Inner loop: hyperparameter tuning

Inside each outer split the train+dev set is further divided into n_inner_splits splits (default: 5). One inner split becomes the dev set (validation), the rest become the training set. Hyperparameter optimization then runs entirely within these inner splits:

  1. Optuna proposes a set of candidate hyperparameters (a "trial").
  2. The trial is trained on every inner training split and evaluated on the corresponding dev split.
  3. The trial's score is the aggregated dev performance across inner splits.
  4. Optuna repeats for n_trials iterations, guided by its TPE sampler.

Because the outer test set is never touched during this process, the final outer test score remains unbiased.

From trials to predictions

After hyperparameter tuning completes:

  1. The best trial's hyperparameters are used to train a fresh set of models, one per inner split, forming a Bag.
  2. This Bag's predictions on the outer test set are computed by averaging the predictions of all its inner models (called Trainings).
  3. This process repeats for every outer split.

When making predictions on new data all outer Bags contribute: their predictions are averaged into a single ensemble prediction.

Nested CV in Octopus

Data splitting

Octopus creates outer and inner splits with several safeguards:

  • Stratification. For classification tasks the target distribution is preserved in every split (StratifiedGroupKFold).
  • Group-aware splitting. When a datasplit_group column is provided, related rows (e.g. multiple measurements from one patient) are kept together in the same split. This prevents data leakage from correlated observations.
  • Runtime validation. After splitting, Octopus checks that no group appears in both train and test, that test splits cover all rows, and that no row is duplicated.

Workflow execution per outer split

Each outer split runs the full workflow defined by the user, typically one or more feature-selection tasks followed by an Octo ML task. Feature selection also happens inside the outer split, using only the train+dev portion. This prevents the feature set from leaking information about the outer test data.
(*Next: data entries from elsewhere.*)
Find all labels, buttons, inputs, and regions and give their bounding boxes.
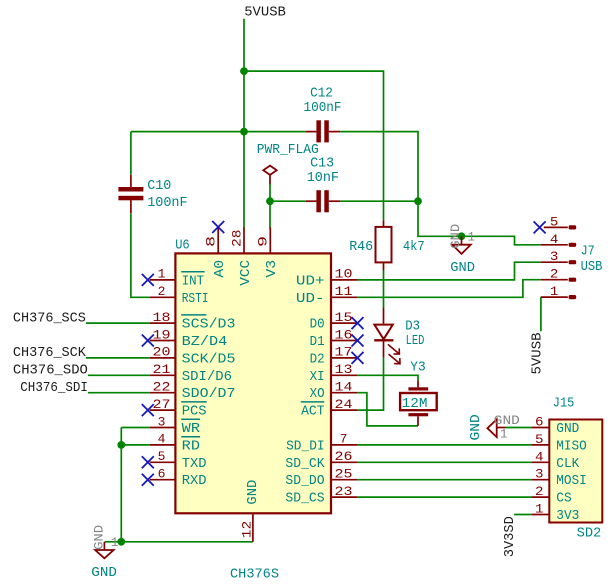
reference C13 xyxy=(310,155,334,171)
wire WR/RD down to GND rail xyxy=(120,428,122,542)
pin name GND xyxy=(245,480,261,505)
pin J15-4 stub xyxy=(532,461,550,463)
junction at PWR_FLAG/V3/C13 xyxy=(266,197,274,205)
svg-text:17: 17 xyxy=(335,345,353,360)
pin 11 stub right xyxy=(331,296,357,298)
pin number 19 xyxy=(153,327,171,342)
svg-text:A0: A0 xyxy=(212,260,228,278)
svg-text:21: 21 xyxy=(153,362,171,377)
pin name SCS/D3 xyxy=(182,317,236,333)
ground symbol (J15 GND) xyxy=(487,419,505,437)
pin 25 stub right xyxy=(331,479,357,481)
pin number 14 xyxy=(335,380,353,395)
svg-text:J7: J7 xyxy=(581,244,595,260)
pin number 5 xyxy=(158,449,166,464)
pin number J7-4 xyxy=(550,232,559,247)
value 100nF xyxy=(147,195,187,211)
no-connect X right xyxy=(352,335,364,347)
svg-text:CS: CS xyxy=(556,491,571,507)
svg-text:CH376_SCS: CH376_SCS xyxy=(13,310,86,326)
svg-text:C12: C12 xyxy=(310,86,333,102)
pin number J15-3 xyxy=(535,467,544,482)
pin number 6 xyxy=(158,467,166,482)
svg-text:5: 5 xyxy=(535,432,544,447)
pin 14 stub right xyxy=(331,392,357,394)
wire SD_DO to MOSI xyxy=(357,479,532,481)
svg-text:28: 28 xyxy=(229,229,244,247)
svg-text:1: 1 xyxy=(158,267,166,282)
svg-text:24: 24 xyxy=(335,397,353,412)
pin number 25 xyxy=(335,467,353,482)
svg-text:3: 3 xyxy=(158,414,166,429)
reference J7 xyxy=(581,244,595,260)
svg-text:25: 25 xyxy=(335,467,353,482)
pin name RD xyxy=(182,438,200,454)
reference J15 xyxy=(553,396,575,412)
pin number 16 xyxy=(335,327,353,342)
svg-text:SD_CK: SD_CK xyxy=(285,456,325,472)
pin number J7-1 xyxy=(550,284,559,299)
pin 3 stub left xyxy=(150,427,176,429)
pin name ACT xyxy=(301,404,325,420)
svg-text:R46: R46 xyxy=(349,239,373,255)
wire 5VUSB vertical to VCC pin 28 xyxy=(243,19,245,229)
pin name XI xyxy=(310,369,325,385)
svg-text:TXD: TXD xyxy=(182,456,207,472)
hidden pin number 1 gray xyxy=(111,536,119,550)
reference U6 xyxy=(175,238,190,254)
pin name D1 xyxy=(310,334,325,350)
value 100nF xyxy=(304,100,342,116)
svg-text:UD-: UD- xyxy=(296,291,325,307)
wire XO pin 14 to crystal bottom xyxy=(357,393,418,426)
pin number 15 xyxy=(335,310,353,325)
pin 6 stub left xyxy=(150,479,176,481)
pin number 21 xyxy=(153,362,171,377)
svg-text:16: 16 xyxy=(335,327,353,342)
svg-text:Y3: Y3 xyxy=(410,359,425,375)
wire XI pin 13 to crystal top xyxy=(357,375,418,380)
label GND xyxy=(91,565,117,581)
pin name V3 xyxy=(264,260,280,278)
pin name SDI/D6 xyxy=(182,369,232,385)
svg-text:J15: J15 xyxy=(553,396,575,412)
net label CH376_SDI xyxy=(20,380,88,396)
pin number 28 xyxy=(229,229,244,247)
pin number 24 xyxy=(335,397,353,412)
svg-text:SD_DI: SD_DI xyxy=(286,438,325,454)
pin name SD_DI xyxy=(286,438,325,454)
label GND xyxy=(450,260,475,276)
pin 4 stub left xyxy=(150,444,176,446)
svg-text:MISO: MISO xyxy=(556,438,587,454)
svg-text:2: 2 xyxy=(550,267,559,282)
pin name UD+ xyxy=(296,273,325,289)
reference D3 xyxy=(405,319,420,335)
pin number 17 xyxy=(335,345,353,360)
hidden pin text GND rotated gray xyxy=(449,224,463,249)
svg-text:18: 18 xyxy=(153,310,171,325)
wire VCC to C10/C12 row xyxy=(131,131,306,133)
overline PCS xyxy=(181,401,207,403)
wire 5VUSB branch to R46 top xyxy=(244,71,384,220)
svg-text:PWR_FLAG: PWR_FLAG xyxy=(257,142,319,158)
pin number J7-2 xyxy=(550,267,559,282)
pin name UD- xyxy=(296,291,325,307)
pin name D0 xyxy=(310,317,325,333)
wire C13 left segment xyxy=(270,200,306,202)
no-connect X J7 pin 5 xyxy=(534,221,546,233)
power label 5VUSB top xyxy=(244,5,286,21)
ground symbol (chip GND) xyxy=(95,542,113,559)
wire C13 right to junction xyxy=(340,200,418,202)
pin 8 stub top xyxy=(217,227,219,253)
pin J15-6 stub xyxy=(532,427,550,429)
pin name INT xyxy=(182,273,204,289)
svg-text:3: 3 xyxy=(535,467,544,482)
pin name SD_DO xyxy=(285,473,324,489)
power flag PWR_FLAG xyxy=(263,166,276,185)
svg-text:LED: LED xyxy=(406,333,425,349)
pin number J7-3 xyxy=(550,249,559,264)
pin 17 stub right xyxy=(331,357,357,359)
pin number 20 xyxy=(153,345,171,360)
svg-text:CH376_SDO: CH376_SDO xyxy=(13,363,88,379)
junction at VCC/R46 branch xyxy=(240,67,248,75)
pin name SD_CK xyxy=(285,456,325,472)
svg-text:SDO/D7: SDO/D7 xyxy=(182,386,236,402)
pin number 2 xyxy=(158,284,166,299)
pin 13 stub right xyxy=(331,374,357,376)
svg-text:BZ/D4: BZ/D4 xyxy=(182,334,228,350)
net label CH376_SCK xyxy=(13,345,87,361)
no-connect X left xyxy=(142,474,154,486)
pin name D2 xyxy=(310,351,325,367)
svg-text:2: 2 xyxy=(158,284,166,299)
svg-text:INT: INT xyxy=(182,273,204,289)
capacitor C13 xyxy=(306,190,340,212)
svg-text:ACT: ACT xyxy=(301,404,325,420)
svg-text:3: 3 xyxy=(550,249,559,264)
pin number 4 xyxy=(158,432,166,447)
pin number 11 xyxy=(335,284,353,299)
reference Y3 xyxy=(410,359,425,375)
no-connect X pin 8 xyxy=(212,221,224,233)
pin number J7-5 xyxy=(550,214,559,229)
wire J15 pin 6 to GND xyxy=(506,427,532,429)
svg-text:6: 6 xyxy=(535,415,544,430)
svg-text:5: 5 xyxy=(158,449,166,464)
pin J15-1 stub xyxy=(532,514,550,516)
reference C10 xyxy=(147,178,171,194)
no-connect X left xyxy=(142,404,154,416)
wire stub to GND symbol bottom-left xyxy=(105,541,122,543)
svg-text:3V3SD: 3V3SD xyxy=(502,516,518,557)
pin number 9 xyxy=(256,236,271,247)
svg-text:27: 27 xyxy=(153,397,171,412)
capacitor C12 xyxy=(306,120,340,142)
pin 28 stub top xyxy=(243,227,245,253)
pin name MISO xyxy=(556,438,587,454)
pin name WR xyxy=(182,421,201,437)
pin name VCC xyxy=(238,260,254,286)
wire junction down to GND and J7 pin 4 xyxy=(418,201,541,245)
wire net CH376_SCK to pin 20 xyxy=(86,357,150,359)
svg-text:CH376_SDI: CH376_SDI xyxy=(20,380,88,396)
value USB xyxy=(581,259,603,275)
wire SD_DI to MISO xyxy=(357,444,532,446)
wire WR pin 3 xyxy=(121,427,150,429)
wire R46 bottom to LED top xyxy=(383,270,385,307)
svg-text:USB: USB xyxy=(581,259,603,275)
pin name MOSI xyxy=(556,473,587,489)
svg-text:1: 1 xyxy=(535,502,544,517)
pin 23 stub right xyxy=(331,496,357,498)
junction at VCC/C12 row xyxy=(240,128,248,136)
pin J15-5 stub xyxy=(532,444,550,446)
wire net CH376_SCS to pin 18 xyxy=(86,322,150,324)
svg-text:11: 11 xyxy=(335,284,353,299)
hidden pin text GND gray xyxy=(494,414,520,428)
svg-text:12: 12 xyxy=(239,521,254,539)
pin 12 stub bottom xyxy=(252,513,254,542)
pin 22 stub left xyxy=(150,392,176,394)
svg-text:SD2: SD2 xyxy=(577,526,602,542)
svg-text:15: 15 xyxy=(335,310,353,325)
svg-text:C10: C10 xyxy=(147,178,171,194)
reference C12 xyxy=(310,86,333,102)
wire net CH376_SDI to pin 22 xyxy=(88,392,150,394)
svg-text:1: 1 xyxy=(550,284,559,299)
svg-text:6: 6 xyxy=(158,467,166,482)
svg-text:RXD: RXD xyxy=(182,473,207,489)
pin name SD_CS xyxy=(285,491,324,507)
svg-text:PCS: PCS xyxy=(182,404,207,420)
svg-text:5VUSB: 5VUSB xyxy=(244,5,286,21)
pin name CS xyxy=(556,491,571,507)
pin number 26 xyxy=(335,449,353,464)
svg-text:1: 1 xyxy=(467,230,475,244)
op-amp U6 CH376S body xyxy=(175,253,331,513)
svg-text:D2: D2 xyxy=(310,351,325,367)
no-connect X right xyxy=(352,352,364,364)
svg-text:SD_DO: SD_DO xyxy=(285,473,324,489)
pin number 7 xyxy=(340,432,348,447)
label GND rotated xyxy=(468,414,484,440)
pin name PCS xyxy=(182,404,207,420)
overline RD xyxy=(181,436,200,438)
wire UD+ pin 10 to J7 pin 3 xyxy=(357,262,541,280)
svg-text:WR: WR xyxy=(182,421,201,437)
svg-text:9: 9 xyxy=(256,236,271,247)
svg-text:5VUSB: 5VUSB xyxy=(529,333,545,375)
pin name RXD xyxy=(182,473,207,489)
svg-text:1: 1 xyxy=(111,536,119,550)
pin number 27 xyxy=(153,397,171,412)
svg-text:26: 26 xyxy=(335,449,353,464)
svg-text:GND: GND xyxy=(245,480,261,505)
wire net CH376_SDO to pin 21 xyxy=(88,374,150,376)
svg-text:SDI/D6: SDI/D6 xyxy=(182,369,232,385)
overline WR xyxy=(181,418,200,420)
power label 5VUSB rotated xyxy=(529,333,545,375)
pin 20 stub left xyxy=(150,357,176,359)
value CH376S xyxy=(230,566,279,582)
svg-text:2: 2 xyxy=(535,484,544,499)
pin 2 stub left xyxy=(150,296,176,298)
junction GND rail xyxy=(117,538,125,546)
label PWR_FLAG xyxy=(257,142,319,158)
pin number 13 xyxy=(335,362,353,377)
svg-text:1: 1 xyxy=(500,427,508,441)
svg-text:22: 22 xyxy=(153,380,171,395)
pin name SCK/D5 xyxy=(182,351,236,367)
no-connect X left xyxy=(142,456,154,468)
LED D3 xyxy=(374,307,400,363)
no-connect X left xyxy=(142,335,154,347)
capacitor C10 xyxy=(118,175,143,213)
svg-text:GND: GND xyxy=(556,421,579,437)
svg-text:GND: GND xyxy=(449,224,463,249)
svg-text:SCS/D3: SCS/D3 xyxy=(182,317,236,333)
svg-text:23: 23 xyxy=(335,484,353,499)
pin J15-3 stub xyxy=(532,479,550,481)
svg-text:14: 14 xyxy=(335,380,353,395)
svg-text:5: 5 xyxy=(550,214,559,229)
svg-text:SD_CS: SD_CS xyxy=(285,491,324,507)
hidden pin text GND rotated gray xyxy=(93,525,107,550)
value SD2 xyxy=(577,526,602,542)
pin number 23 xyxy=(335,484,353,499)
svg-text:V3: V3 xyxy=(264,260,280,278)
svg-text:7: 7 xyxy=(340,432,348,447)
wire PWR_FLAG to V3 pin 9 xyxy=(269,184,271,228)
hidden pin number 1 gray xyxy=(500,427,508,441)
pin 1 stub left xyxy=(150,279,176,281)
junction WR/RD xyxy=(117,441,125,449)
svg-text:100nF: 100nF xyxy=(147,195,187,211)
pin 9 stub top xyxy=(269,227,271,253)
svg-text:VCC: VCC xyxy=(238,260,254,286)
pin 16 stub right xyxy=(331,340,357,342)
junction at C12/C13 right node xyxy=(414,197,422,205)
pin number 1 xyxy=(158,267,166,282)
pin 24 stub right xyxy=(331,409,357,411)
net label CH376_SDO xyxy=(13,363,88,379)
value 10nF xyxy=(307,170,339,186)
svg-text:SCK/D5: SCK/D5 xyxy=(182,351,236,367)
overline ACT xyxy=(301,401,325,403)
svg-text:100nF: 100nF xyxy=(304,100,342,116)
junction at GND tap xyxy=(458,232,466,240)
svg-text:13: 13 xyxy=(335,362,353,377)
pin number J15-4 xyxy=(535,449,544,464)
svg-text:U6: U6 xyxy=(175,238,190,254)
wire C12 right to junction node xyxy=(340,132,418,202)
pin number J15-6 xyxy=(535,415,544,430)
pin number J15-2 xyxy=(535,484,544,499)
svg-text:D0: D0 xyxy=(310,317,325,333)
wire J15 pin 1 to 3V3SD label xyxy=(514,514,532,516)
pin number 8 xyxy=(204,236,219,247)
svg-text:CLK: CLK xyxy=(556,456,580,472)
wire C10 top branch xyxy=(130,132,132,175)
pin 5 stub left xyxy=(150,461,176,463)
net label CH376_SCS xyxy=(13,310,86,326)
pin name RSTI xyxy=(182,291,209,307)
pin name 3V3 xyxy=(556,508,579,524)
pin 18 stub left xyxy=(150,322,176,324)
svg-text:3V3: 3V3 xyxy=(556,508,579,524)
svg-text:GND: GND xyxy=(91,565,117,581)
no-connect X left xyxy=(142,274,154,286)
pin number 12 xyxy=(239,521,254,539)
wire RD pin 4 xyxy=(121,444,150,446)
resistor R46 xyxy=(376,220,392,270)
pin name GND xyxy=(556,421,579,437)
svg-text:XO: XO xyxy=(310,386,325,402)
wire SD_CS to CS xyxy=(357,496,532,498)
svg-text:GND: GND xyxy=(93,525,107,550)
value 12M xyxy=(402,396,428,412)
ground symbol (USB shield GND) xyxy=(452,236,470,254)
svg-text:4: 4 xyxy=(535,449,544,464)
svg-text:XI: XI xyxy=(310,369,325,385)
pin 10 stub right xyxy=(331,279,357,281)
svg-text:12M: 12M xyxy=(402,396,428,412)
pin name CLK xyxy=(556,456,580,472)
pin number 18 xyxy=(153,310,171,325)
svg-text:GND: GND xyxy=(494,414,520,428)
pin name TXD xyxy=(182,456,207,472)
wire J7 pin 1 to 5VUSB label xyxy=(540,297,542,331)
svg-text:GND: GND xyxy=(450,260,475,276)
svg-text:CH376S: CH376S xyxy=(230,566,279,582)
wire UD- pin 11 to J7 pin 2 xyxy=(357,280,541,298)
wire SD_CK to CLK xyxy=(357,461,532,463)
pin 15 stub right xyxy=(331,322,357,324)
pin 26 stub right xyxy=(331,461,357,463)
svg-text:RD: RD xyxy=(182,438,200,454)
pin number J15-1 xyxy=(535,502,544,517)
wire C10 bottom to RSTI pin 2 xyxy=(131,213,150,297)
svg-text:10nF: 10nF xyxy=(307,170,339,186)
reference R46 xyxy=(349,239,373,255)
connector J7 USB xyxy=(541,225,576,299)
overline SCS xyxy=(181,314,206,316)
svg-text:MOSI: MOSI xyxy=(556,473,587,489)
overline INT xyxy=(181,271,204,273)
svg-text:GND: GND xyxy=(468,414,484,440)
pin J15-2 stub xyxy=(532,496,550,498)
wire LED cathode to ACT pin 24 xyxy=(357,358,384,411)
pin number 3 xyxy=(158,414,166,429)
pin 27 stub left xyxy=(150,409,176,411)
svg-text:4: 4 xyxy=(550,232,559,247)
pin number J15-5 xyxy=(535,432,544,447)
svg-text:D1: D1 xyxy=(310,334,325,350)
pin 21 stub left xyxy=(150,374,176,376)
svg-text:19: 19 xyxy=(153,327,171,342)
connector J15 SD2 body xyxy=(549,420,602,523)
pin name A0 xyxy=(212,260,228,278)
svg-text:10: 10 xyxy=(335,267,353,282)
svg-text:20: 20 xyxy=(153,345,171,360)
svg-text:CH376_SCK: CH376_SCK xyxy=(13,345,87,361)
pin name XO xyxy=(310,386,325,402)
svg-text:4: 4 xyxy=(158,432,166,447)
svg-text:RSTI: RSTI xyxy=(182,291,209,307)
Multiple inner split seeds

Setting inner_split_seeds to a list of several seeds (e.g. [0, 1, 2]) makes the inner loop repeat with different random splits. This creates more Trainings per Bag and increases the robustness of both the hyperparameter ranking and the final predictions, at the cost of proportionally longer runtime.

Key parameters

Parameter Default Description
n_outer_splits 5 Number of outer CV splits
outer_split_seed 0 Random seed for outer splits
n_inner_splits 5 Number of inner CV splits (set on the Octo task)
inner_split_seeds [0] Seeds for inner splits; more seeds = more robust
n_trials 200 Number of Optuna trials per outer split
ensemble_selection False Combine multiple trial Bags into a meta-ensemble
from octopus.study import OctoClassification
from octopus.modules import Octo

study = OctoClassification(
    study_name="nested_cv_example",
    target_metric="AUCROC",
    feature_cols=["feature_1", "feature_2", "feature_3"],
    target_col="diagnosis",
    sample_id_col="patient_id",
    stratification_col="diagnosis",
    n_outer_splits=5,
    workflow=[
        Octo(
            task_id=0,
            depends_on=None,
            n_inner_splits=5,
            inner_split_seeds=[0],
            n_trials=200,
        )
    ],
)

Practical guidance

Defaults work well for most cases. With 5 outer and 5 inner splits Octopus already trains 25 models per Optuna trial. This gives stable estimates for datasets in the 100 to 1 000 sample range.
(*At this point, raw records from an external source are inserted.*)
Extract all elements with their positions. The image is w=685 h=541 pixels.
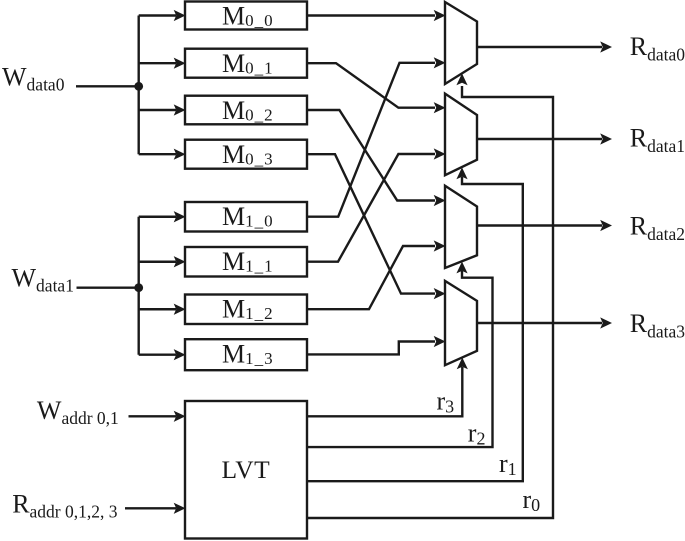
svg-text:LVT: LVT xyxy=(222,455,271,484)
arrow mux U1 input A xyxy=(434,102,446,113)
arrow mux U2 input A xyxy=(434,195,446,206)
memory block M0_2 xyxy=(185,96,307,125)
svg-text:Rdata3: Rdata3 xyxy=(630,309,685,342)
wire M0_1 to mux U1 input A xyxy=(307,63,435,107)
memory block M0_3 xyxy=(185,140,307,169)
memory block M0_0 xyxy=(185,2,307,30)
mux U1 (read port 1 2:1 multiplexer) xyxy=(445,94,477,176)
svg-text:Wdata0: Wdata0 xyxy=(2,63,65,95)
mux U0 (read port 0 2:1 multiplexer) xyxy=(445,2,477,84)
arrow into M0_1 xyxy=(174,58,186,69)
svg-text:M0_0: M0_0 xyxy=(222,2,274,31)
wire M1_1 to mux U1 input B xyxy=(307,154,435,262)
arrow mux U0 input A xyxy=(434,10,446,21)
arrow mux U1 input B xyxy=(434,148,446,159)
svg-text:M1_0: M1_0 xyxy=(222,202,274,231)
arrow into M0_3 xyxy=(174,149,186,160)
arrow R_data0 xyxy=(600,41,612,52)
wire W_data0 input xyxy=(76,85,139,87)
wire W_data1 branch to M1_3 xyxy=(139,354,176,356)
wire W_data1 branch to M1_2 xyxy=(139,308,176,310)
memory block M1_0 xyxy=(185,202,307,232)
wire W_data1 branch to M1_0 xyxy=(139,216,176,218)
wire mux U2 output to R_data2 xyxy=(477,224,602,226)
arrow into M0_2 xyxy=(174,104,186,115)
svg-text:r1: r1 xyxy=(499,449,517,479)
wire M0_0 to mux U0 input A xyxy=(307,14,435,16)
arrow R_data3 xyxy=(600,317,612,328)
memory block M1_3 xyxy=(185,339,307,370)
wire M0_2 to mux U2 input A xyxy=(307,110,435,201)
wire M1_2 to mux U2 input B xyxy=(307,246,435,309)
wire M1_3 to mux U3 input B xyxy=(307,342,435,355)
svg-text:M1_3: M1_3 xyxy=(222,339,274,368)
svg-text:M1_2: M1_2 xyxy=(222,295,274,324)
wire W_data1 input xyxy=(77,287,139,289)
svg-text:r3: r3 xyxy=(437,387,455,417)
wire mux U3 output to R_data3 xyxy=(477,322,602,324)
wire M1_0 to mux U0 input B xyxy=(307,63,435,217)
arrow mux U2 select xyxy=(456,262,467,274)
svg-text:Rdata2: Rdata2 xyxy=(630,211,685,244)
mux U2 (read port 2 2:1 multiplexer) xyxy=(445,186,477,268)
mux U3 (read port 3 2:1 multiplexer) xyxy=(445,281,477,365)
arrow mux U0 input B xyxy=(434,57,446,68)
wire r1 select from LVT to mux U1 xyxy=(307,177,523,481)
svg-text:r0: r0 xyxy=(523,485,541,515)
wire W_data0 branch to M0_3 xyxy=(139,153,176,155)
svg-text:Wdata1: Wdata1 xyxy=(12,264,74,296)
wire r3 select from LVT to mux U3 xyxy=(307,367,462,416)
arrow mux U1 select xyxy=(456,167,467,179)
wire M0_3 to mux U3 input A xyxy=(307,154,435,293)
arrow mux U3 select xyxy=(457,358,468,370)
memory block M1_2 xyxy=(185,295,307,325)
arrow mux U3 input B xyxy=(434,336,446,347)
wire W_addr input to LVT xyxy=(129,415,177,417)
arrow R_data1 xyxy=(600,133,612,144)
svg-text:Rdata1: Rdata1 xyxy=(630,124,685,157)
wire mux U0 output to R_data0 xyxy=(477,46,602,48)
wire W_data1 branch to M1_1 xyxy=(139,261,176,263)
svg-text:r2: r2 xyxy=(468,419,486,449)
svg-text:Raddr 0,1,2, 3: Raddr 0,1,2, 3 xyxy=(12,489,118,521)
wire W_data1 vertical bus xyxy=(137,217,139,355)
arrow mux U3 input A xyxy=(434,288,446,299)
wire W_data0 branch to M0_2 xyxy=(139,109,176,111)
svg-text:Waddr 0,1: Waddr 0,1 xyxy=(37,396,119,428)
svg-text:M1_1: M1_1 xyxy=(222,247,274,276)
arrow into M1_1 xyxy=(174,256,186,267)
svg-text:M0_1: M0_1 xyxy=(222,49,274,78)
arrow R_data2 xyxy=(600,220,612,231)
svg-text:Rdata0: Rdata0 xyxy=(630,32,685,65)
LVT block xyxy=(185,401,307,539)
arrow into LVT W_addr xyxy=(174,411,186,422)
wire r2 select from LVT to mux U2 xyxy=(307,271,493,447)
arrow mux U2 input B xyxy=(434,240,446,251)
wire r0 select from LVT to mux U0 xyxy=(307,86,553,518)
svg-text:M0_3: M0_3 xyxy=(222,140,274,169)
wire W_data0 branch to M0_1 xyxy=(139,62,176,64)
arrow mux U0 select xyxy=(456,73,467,85)
node W_data0 junction xyxy=(134,82,143,91)
arrow into M1_3 xyxy=(174,349,186,360)
wire W_data0 vertical bus xyxy=(137,16,139,155)
memory block M0_1 xyxy=(185,49,307,78)
svg-text:M0_2: M0_2 xyxy=(222,96,274,125)
wire W_data0 branch to M0_0 xyxy=(139,14,176,16)
arrow into M1_0 xyxy=(174,211,186,222)
memory block M1_1 xyxy=(185,247,307,277)
arrow into M0_0 xyxy=(174,10,186,21)
wire mux U1 output to R_data1 xyxy=(477,138,602,140)
arrow into LVT R_addr xyxy=(174,503,186,514)
node W_data1 junction xyxy=(134,283,143,292)
wire R_addr input to LVT xyxy=(125,507,176,509)
arrow into M1_2 xyxy=(174,304,186,315)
When to increase splits. If your dataset is very small (< 100 samples) you may benefit from more outer splits (e.g. 10) to reduce variance in the performance estimate. More inner splits help stabilize hyperparameter selection.

Multiple inner split seeds. For extra robustness, set inner_split_seeds=[0, 1, 2]. This triples the number of Trainings per Bag and smooths out the effect of any single unlucky split.

Runtime trade-offs. More splits and more seeds mean linearly more model fits. Octopus mitigates this with parallelization across outer splits (via Ray) and across inner trainings within each split. See the FAQ for details on parallelization settings.